Find the equation of the plane which is perpendicular to the vector 𝐀 equals five 𝐢 minus seven 𝐣 minus three 𝐤 and passes through the point 𝐵 negative five, five, nine.
Okay, here we’re trying to find the equation of a plane. And let’s say that this is that plane. And we’re told that this vector 𝐀 is perpendicular to our plane. That means if we sketched in vector 𝐀, it would look something like this. We also know that our plane passes through the point called point 𝐵. What we have then is a vector that is normal or perpendicular to our plane and a point the plane passes through. This is actually all we need to determine the equation of our plane.
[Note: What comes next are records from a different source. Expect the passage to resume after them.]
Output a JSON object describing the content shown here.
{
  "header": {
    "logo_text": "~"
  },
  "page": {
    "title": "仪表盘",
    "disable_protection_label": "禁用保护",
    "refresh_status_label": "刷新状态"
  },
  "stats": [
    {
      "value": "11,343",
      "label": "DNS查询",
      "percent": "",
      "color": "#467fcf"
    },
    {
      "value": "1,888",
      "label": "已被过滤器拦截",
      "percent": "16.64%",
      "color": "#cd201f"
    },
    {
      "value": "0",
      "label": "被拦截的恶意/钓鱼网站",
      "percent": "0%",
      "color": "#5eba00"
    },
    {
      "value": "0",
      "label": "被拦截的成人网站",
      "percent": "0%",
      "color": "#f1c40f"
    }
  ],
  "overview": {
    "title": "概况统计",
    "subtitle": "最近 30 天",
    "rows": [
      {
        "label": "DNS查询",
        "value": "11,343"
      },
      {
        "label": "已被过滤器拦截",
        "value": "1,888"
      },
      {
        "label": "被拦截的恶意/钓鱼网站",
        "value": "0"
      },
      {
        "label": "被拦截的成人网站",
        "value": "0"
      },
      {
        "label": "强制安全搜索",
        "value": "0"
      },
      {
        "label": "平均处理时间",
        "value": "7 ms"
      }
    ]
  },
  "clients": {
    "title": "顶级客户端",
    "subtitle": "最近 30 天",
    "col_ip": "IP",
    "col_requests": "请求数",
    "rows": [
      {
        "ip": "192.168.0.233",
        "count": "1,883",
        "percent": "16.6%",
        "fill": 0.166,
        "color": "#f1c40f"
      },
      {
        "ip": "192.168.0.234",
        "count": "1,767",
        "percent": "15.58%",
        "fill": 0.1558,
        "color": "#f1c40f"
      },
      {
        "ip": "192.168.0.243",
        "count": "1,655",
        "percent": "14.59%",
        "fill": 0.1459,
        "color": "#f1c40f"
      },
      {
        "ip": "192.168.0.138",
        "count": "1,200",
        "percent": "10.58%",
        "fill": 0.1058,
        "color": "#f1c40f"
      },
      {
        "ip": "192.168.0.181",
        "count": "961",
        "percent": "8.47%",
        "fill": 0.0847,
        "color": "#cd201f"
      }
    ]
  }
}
Let’s recall the vector form of a plane’s equation. This form tells us that the dot product of a vector normal to the plane and a vector to a general point in it is equal to the dot product of that normal vector and a vector to a known point in the plane. In our case, the vector 𝐀 is our normal vector. And if we were to set up a coordinate frame, say, here, then a vector from the origin of that frame to point 𝐵 we could call 𝐫 zero. That’s our vector to a known point in the plane. 𝐫 zero then has components that are equal to the coordinates of point 𝐵. And since our normal vector 𝐧 is identical to the vector 𝐀, it has components five, negative seven, negative three.
We can now use these values in our vector form to solve for the equation of our plane. The normal vector dotted with a vector to a general point in our plane looks like this and that normal vector dotted with a vector to point 𝐵 looks like this. Carrying out these dot products, we get five 𝑥 minus seven 𝑦 minus three 𝑧 equals negative 25 minus 35 minus 27, which adds up to negative 87. If we now add positive 87 to both sides of this equation, then we find that five 𝑥 minus seven 𝑦 minus three 𝑧 plus 87 equals zero. This is what is called the general form of the equation of our plane.